59. In the last three years Family justice has been extremely well served by the work of the National Family Justice Observatory (a dedicated research body that is generously funded by the Nuffield Foundation)15. The work done by the FJO has been a real game-changer which has shed light on the working of the Family Court. It was invaluable during the onset of Covid 19 to have access to research that held a mirror up, in real time, to the impact that our new ways of remote working were having on all involved. The FJO research on babies who are the subject of early care proceedings has had a similar impact. These and other projects, which are just the start of the work that the FJO intends to undertake, have a significant part to play in increasing public understanding of the Family Court and thereby increasing transparency’

Whilst the report is primarily concerned with transparency in cases involving children, it does note the work that has been done separately in terms of achieving transparency around financial remedy cases (i.e. in divorce proceedings), particularly by Mostyn J and HHJ Hess. Sir Andrew specifically notes his support of the transparency initiatives which have been separately proposed in respect of those proceedings (see paragraph 54).
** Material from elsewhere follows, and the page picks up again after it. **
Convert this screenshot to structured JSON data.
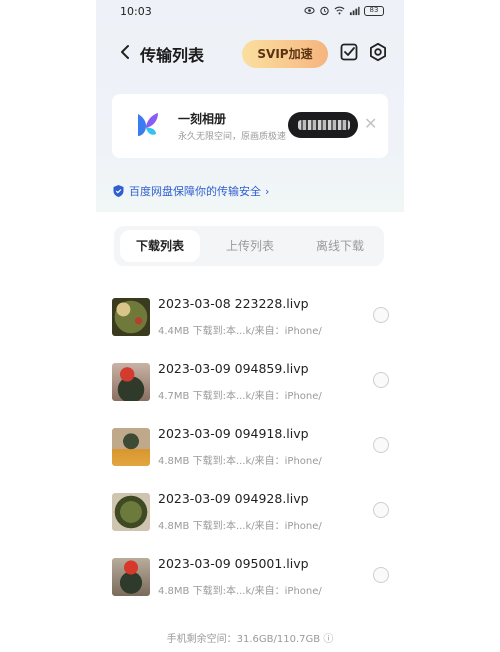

At the conclusion of the report, Sir Andrew makes the points that: ‘a genuine increase in transparency requires a major cultural shift’ which shift ‘can only come with clear and firm leadership from the President‘ and that there now needs to be a ‘period of accelerated change‘. He goes on to make clear that he will be establishing a Transparency Implementation Group but that ‘the first step on the process of implementation’ will be to conduct what he anticipates will be a short consultation on ‘the detail‘ of the reforms, albeit not the ‘overall direction of travel’ .

There is no doubt that this report constitutes a watershed moment in terms of opening the family justice system up to public scrutiny. It will be important in due course to assess how the changes signalled by this report cash out in terms of reforms of both the culture and practice of the family courts.